AS Dampingi Indonesia Kaji Aplikasi SMR untuk PLTN di Kalbar

nuklir

Koreri.com, Badung – Indonesia dan Amerika Serikat (AS) bekerja sama mengkaji penggunaan teknologi reaktor nuklir modul kecil (SMR) pada pembangkit tenaga listrik nuklir (PLTN) di Kalimantan Barat yang bakal menjadi sumber energi bersih alternatif di dalam Indonesia.

Kemitraan itu diumumkan pada acara Forum Bisnis Kamar Dagang dan Industri Indo-Pasifik di Nusa Dua, Bali, Sabtu.

Wakil Asisten Utama Menteri Luar Negeri AS untuk Keamanan Internasional dan Non-proliferasi Ann K. Gazer menyatakan negaranya melalui Badan Perdagangan dan Pembangunan AS (USTDA) akan memberi bantuan kepada Indonesia untuk membuat studi kelayakan penggunaan teknologi SMR, Sabtu (18/3/2023).

Indonesia Power yang juga anak perusahaan PT PLN (Persero), diberi tanggung jawab untuk membuat studi kelayakan terkait proyek itu dan bakal bekerja sama dengan NuScale OVS LLC yang berkedudukan di Oregon, AS serta JGC Corporation Jepang.
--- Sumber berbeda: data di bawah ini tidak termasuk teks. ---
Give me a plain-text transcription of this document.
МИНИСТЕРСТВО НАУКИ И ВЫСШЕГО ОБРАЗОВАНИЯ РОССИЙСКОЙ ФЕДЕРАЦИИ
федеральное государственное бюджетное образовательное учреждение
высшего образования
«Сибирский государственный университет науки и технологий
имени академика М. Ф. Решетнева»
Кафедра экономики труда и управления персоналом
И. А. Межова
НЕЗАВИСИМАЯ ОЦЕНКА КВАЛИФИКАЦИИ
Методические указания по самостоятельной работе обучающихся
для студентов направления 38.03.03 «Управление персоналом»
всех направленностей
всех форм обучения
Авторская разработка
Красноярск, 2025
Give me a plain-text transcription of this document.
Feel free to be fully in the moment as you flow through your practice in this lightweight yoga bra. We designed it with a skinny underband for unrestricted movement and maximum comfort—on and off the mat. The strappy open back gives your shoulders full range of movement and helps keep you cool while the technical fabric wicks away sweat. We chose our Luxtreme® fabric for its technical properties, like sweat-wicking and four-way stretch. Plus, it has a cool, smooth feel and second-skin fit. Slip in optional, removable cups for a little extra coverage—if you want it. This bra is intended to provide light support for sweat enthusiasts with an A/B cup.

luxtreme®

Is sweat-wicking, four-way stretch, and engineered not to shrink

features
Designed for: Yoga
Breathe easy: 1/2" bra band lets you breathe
“SMR, small modular reactor, merupakan teknologi baru yang didesain untuk lebih aman, dan minim risiko, dan ini dapat menjadi sumber energi utama yang mampu mendukung misi dekarbonisasi dan energi bersih,” kata Ann K. Gazer dalam jumpa pers.

Studi kelayakan penggunaan SMR yang fokus pada rencana pemilihan lokasi, desain pembangkit listrik, sistem interkoneksi, penilaian awal terhadap dampak lingkungan dan sosial (AMDAL), penilaian risiko, perkiraan biaya, dan tinjauan terhadap regulasi dan perizinan itu nantinya berlangsung di Kalimantan Barat.

NuScale mengusulkan pembangunan pembangkit listrik tenaga nuklir berkapasitas 462 megawatt di Kalimantan Barat jika studi kelayakan SMR tersebut memenuhi syarat pembangunan.

“Hari ini, salah satu pejabat Pemerintah Indonesia menyampaikan kepada saya bahwa studi kelayakan ini akan selesai dalam waktu delapan bulan. Dia memasang target yang ambisius, jadi kemungkinan itu akan rampung dalam rentang waktu tersebut,” kata Gazer menjawab pertanyaan insan pers.

“SMR memang teknologi baru, tetapi itu hasil dari penelitian dan pengembangan energi nuklir para ahli di AS selama 65 tahun,” kata pejabat AS itu.

Jadi dirinya menjamin SMR ini teknologi yang lebih aman dan lebih minim risiko daripada teknologi sebelumnya untuk pembangkit listrik tenaga nuklir.

Dalam kesempatan itu, AS juga menyalurkan bantuan dana baru sebesar Rp15,4 miliar atau setara satu juta dolar AS bagi Indonesia untuk membuat regulasi dan aturan perizinan penggunaan tenaga nuklir, serta meningkatkan kompetensi sumber daya manusia.

Duta Besar AS untuk Indonesia Sung Y. Kim menyampaikan kerja sama studi kelayakan itu merupakan wujud dari kemitraan strategis Indonesia dan Amerika Serikat.